Most Jobs Created Since 2005 Are Nontraditional

Graphic describing keywords associated with the gig economy.

Mark Warner/Flickr

From NBC News:

By Ben Popken

If you're wondering why it's so hard to find a steady 9-5 job, here's a really good reason.

The answer could be a dark lining to last week's silvery jobs report. Unemployment fell to 4.6 percent for November, the lowest since the financial crash of 2008. It's also within the range of what Fed policy makers call "full employment."

But a recently updated study by Harvard and Princeton economists shows that 94 percent of "net job growth" -- the number of jobs created minus the number of jobs lost -- from 2005-2015 was in "alternative work."

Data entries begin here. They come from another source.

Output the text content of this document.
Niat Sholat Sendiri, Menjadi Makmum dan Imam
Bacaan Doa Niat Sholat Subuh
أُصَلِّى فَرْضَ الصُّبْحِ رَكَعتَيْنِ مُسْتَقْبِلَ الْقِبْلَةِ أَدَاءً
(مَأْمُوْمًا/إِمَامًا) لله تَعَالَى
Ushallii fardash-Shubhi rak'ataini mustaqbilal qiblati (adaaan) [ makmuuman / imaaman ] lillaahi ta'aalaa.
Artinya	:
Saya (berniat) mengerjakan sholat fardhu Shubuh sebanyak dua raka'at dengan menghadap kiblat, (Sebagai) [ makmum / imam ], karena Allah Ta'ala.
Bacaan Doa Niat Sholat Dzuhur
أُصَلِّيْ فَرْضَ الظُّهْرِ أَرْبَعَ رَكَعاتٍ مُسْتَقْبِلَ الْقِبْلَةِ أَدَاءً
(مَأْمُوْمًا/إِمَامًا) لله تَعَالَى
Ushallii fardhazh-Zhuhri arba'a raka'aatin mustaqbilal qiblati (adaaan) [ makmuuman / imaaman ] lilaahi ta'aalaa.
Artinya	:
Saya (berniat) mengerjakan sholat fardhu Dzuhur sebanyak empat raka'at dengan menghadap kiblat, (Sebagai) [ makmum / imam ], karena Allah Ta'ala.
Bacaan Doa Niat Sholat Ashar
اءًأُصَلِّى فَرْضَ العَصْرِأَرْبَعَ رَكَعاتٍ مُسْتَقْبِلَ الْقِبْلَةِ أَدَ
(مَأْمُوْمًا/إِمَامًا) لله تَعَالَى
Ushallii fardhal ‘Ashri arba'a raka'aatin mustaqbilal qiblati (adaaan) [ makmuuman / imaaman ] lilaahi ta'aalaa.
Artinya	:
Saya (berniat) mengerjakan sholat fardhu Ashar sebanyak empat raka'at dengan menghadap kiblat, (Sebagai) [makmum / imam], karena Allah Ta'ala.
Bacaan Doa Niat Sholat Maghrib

It's a big bucket that includes independent contractors, freelancers, temp agencies, on-call employees, and people who work for contract companies, like janitors.

Yes, the Uber-driving, on-demand cupcake delivery economy is part of it — but a small one, just 0.5 percent of 2015 employment.

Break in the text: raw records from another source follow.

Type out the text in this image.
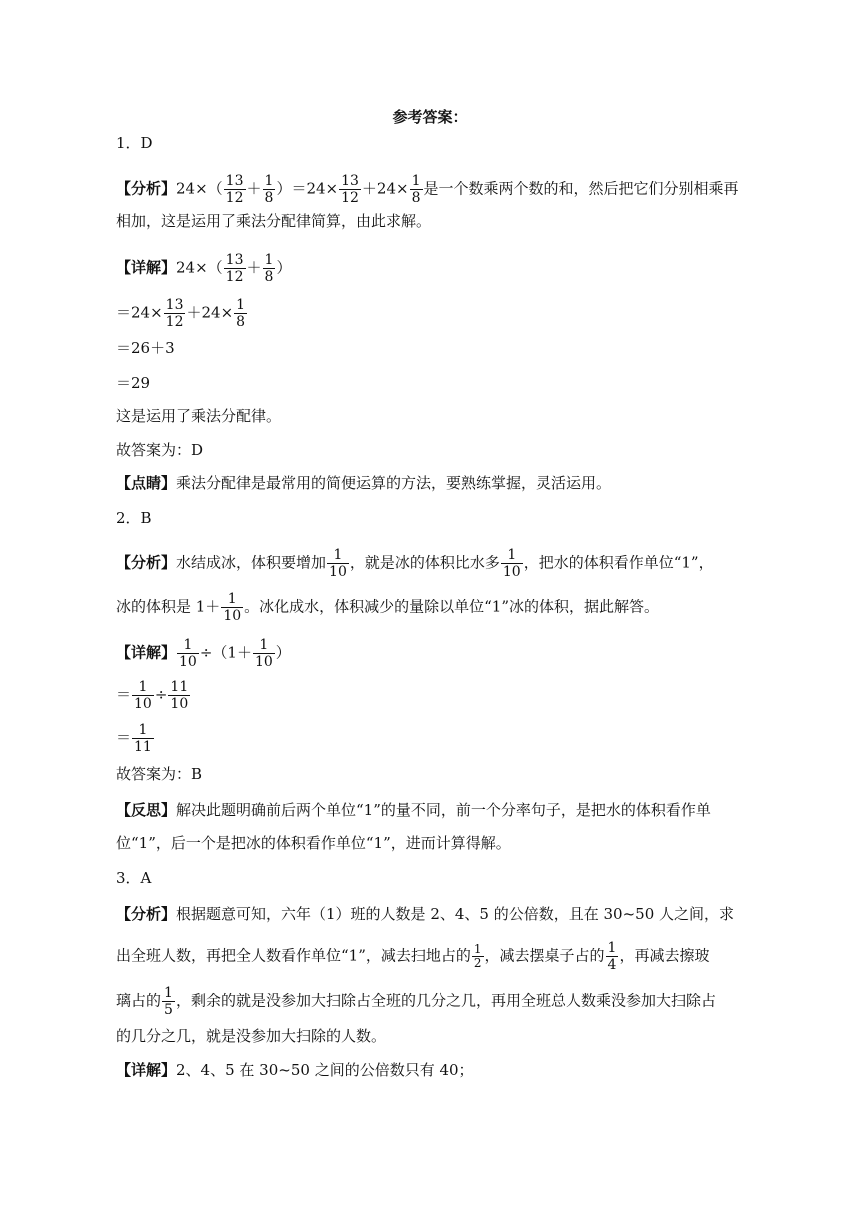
参考答案：
1．D
【分析】$24\times( \frac{13}{12} + \frac{1}{8} )=24\times \frac{13}{12} +24\times \frac{1}{8}$ 是一个数乘两个数的和，然后把它们分别相乘再
相加，这是运用了乘法分配律简算，由此求解。
【详解】$24\times( \frac{13}{12} + \frac{1}{8}$ ）
$=24\times \frac{13}{12} +24\times \frac{1}{8}$
＝26＋3
＝29
这是运用了乘法分配律。
故答案为：D
【点睛】乘法分配律是最常用的简便运算的方法，要熟练掌握，灵活运用。
2．B
【分析】水结成冰，体积要增加 $\frac{1}{10}$ ，就是冰的体积比水多 $\frac{1}{10}$ ，把水的体积看作单位“1”，
冰的体积是 $1+ \frac{1}{10}$ 。冰化成水，体积减少的量除以单位“1”冰的体积，据此解答。
【详解】 $\frac{1}{10} \div(1+ \frac{1}{10}$ ）
＝ $\frac{1}{10} \div \frac{11}{10}$
＝ $\frac{1}{11}$
故答案为：B
【反思】解决此题明确前后两个单位“1”的量不同，前一个分率句子，是把水的体积看作单
位“1”，后一个是把冰的体积看作单位“1”，进而计算得解。
3．A
【分析】根据题意可知，六年（1）班的人数是 2、4、5 的公倍数，且在 30~50 人之间，求
出全班人数，再把全人数看作单位“1”，减去扫地占的 $\frac{1}{2}$ ，减去摆桌子占的 $\frac{1}{4}$ ，再减去擦玻
璃占的 $\frac{1}{5}$ ，剩余的就是没参加大扫除占全班的几分之几，再用全班总人数乘没参加大扫除占
的几分之几，就是没参加大扫除的人数。
【详解】2、4、5 在 30~50 之间的公倍数只有 40；
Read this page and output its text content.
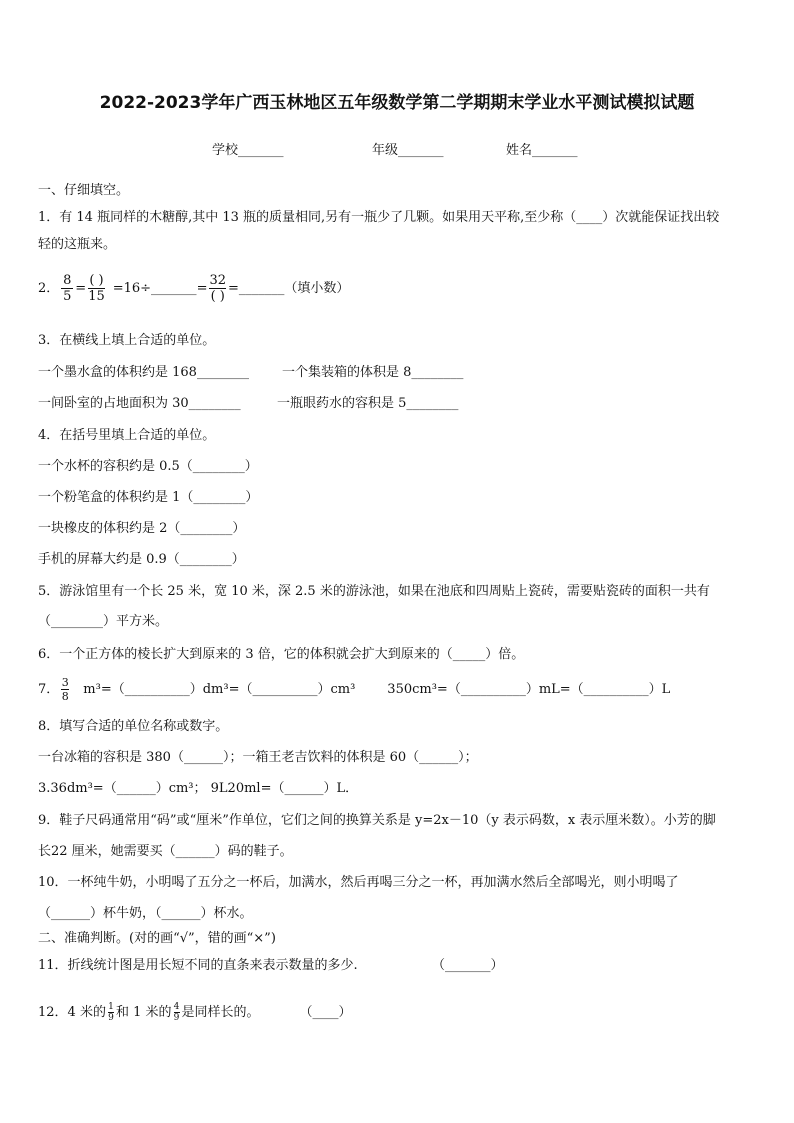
2022-2023学年广西玉林地区五年级数学第二学期期末学业水平测试模拟试题
学校_______	年级_______	姓名_______
一、仔细填空。
1．有 14 瓶同样的木糖醇,其中 13 瓶的质量相同,另有一瓶少了几颗。如果用天平称,至少称（____）次就能保证找出较
轻的这瓶来。
2． $\frac{8}{5} = \frac{( )}{15}$ =16÷_______ = $\frac{32}{( )}$ =_______（填小数）
3．在横线上填上合适的单位。
一个墨水盒的体积约是 168________	一个集装箱的体积是 8________
一间卧室的占地面积为 30________	一瓶眼药水的容积是 5________
4．在括号里填上合适的单位。
一个水杯的容积约是 0.5（________）
一个粉笔盒的体积约是 1（________）
一块橡皮的体积约是 2（________）
手机的屏幕大约是 0.9（________）
5．游泳馆里有一个长 25 米，宽 10 米，深 2.5 米的游泳池，如果在池底和四周贴上瓷砖，需要贴瓷砖的面积一共有
（________）平方米。
6．一个正方体的棱长扩大到原来的 3 倍，它的体积就会扩大到原来的（_____）倍。
7． $\frac{3}{8}$ m³=（__________）dm³=（__________）cm³ 350cm³=（__________）mL=（__________）L
8．填写合适的单位名称或数字。
一台冰箱的容积是 380（______）；一箱王老吉饮料的体积是 60（______）；
3.36dm³=（______）cm³； 9L20ml=（______）L．
9．鞋子尺码通常用“码”或“厘米”作单位，它们之间的换算关系是 y=2x－10（y 表示码数，x 表示厘米数）。小芳的脚
长22 厘米，她需要买（______）码的鞋子。
10．一杯纯牛奶，小明喝了五分之一杯后，加满水，然后再喝三分之一杯，再加满水然后全部喝光，则小明喝了
（______）杯牛奶，（______）杯水。
二、准确判断。(对的画“√”，错的画“×”)
11．折线统计图是用长短不同的直条来表示数量的多少.	（_______）
12．4 米的 $\frac{1}{9}$ 和 1 米的 $\frac{4}{9}$ 是同样长的。	（____）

"The bottom line is that the nature of work is changing," study co-author Alan B. Krueger, a Princeton professor of economics told NBC News. "The traditional 9-5 steady job still exists, but it's less common than it used to be." 

One aspect is that as companies have added back jobs that were cut, they want to have more flexibility. They staff up for specific projects and initiatives without bringing on board full-time workers — or having to pay for their health insurance.

They also have pushed on-demand scheduling for part-time employees who have to call in an hour or two ahead of time to find if they get to work that day. 

Ultimately, the new hiring architecture makes payroll more efficient for companies, but pushes burdens onto employees. They must deal with erratic income, childcare, and other scheduling issues. The practice has resulted in labor lawsuits alleging wage theft.

Obamacare and monitoring technology has made this kind of contingent workforce more possible and in some ways appealing as a lifestyle choice.

"The Katz and Krueger evidence is mixed on whether these workers would prefer full-time regular employment," said Harvard economics professor Gabriel Chodorow-Reich. "Some would, others are happy with their alternative arrangement."

However, for some of the nation's workforce, the choice is either an "elastic" job — or none at all. And while employment may be close to full, it's not necessarily as filling.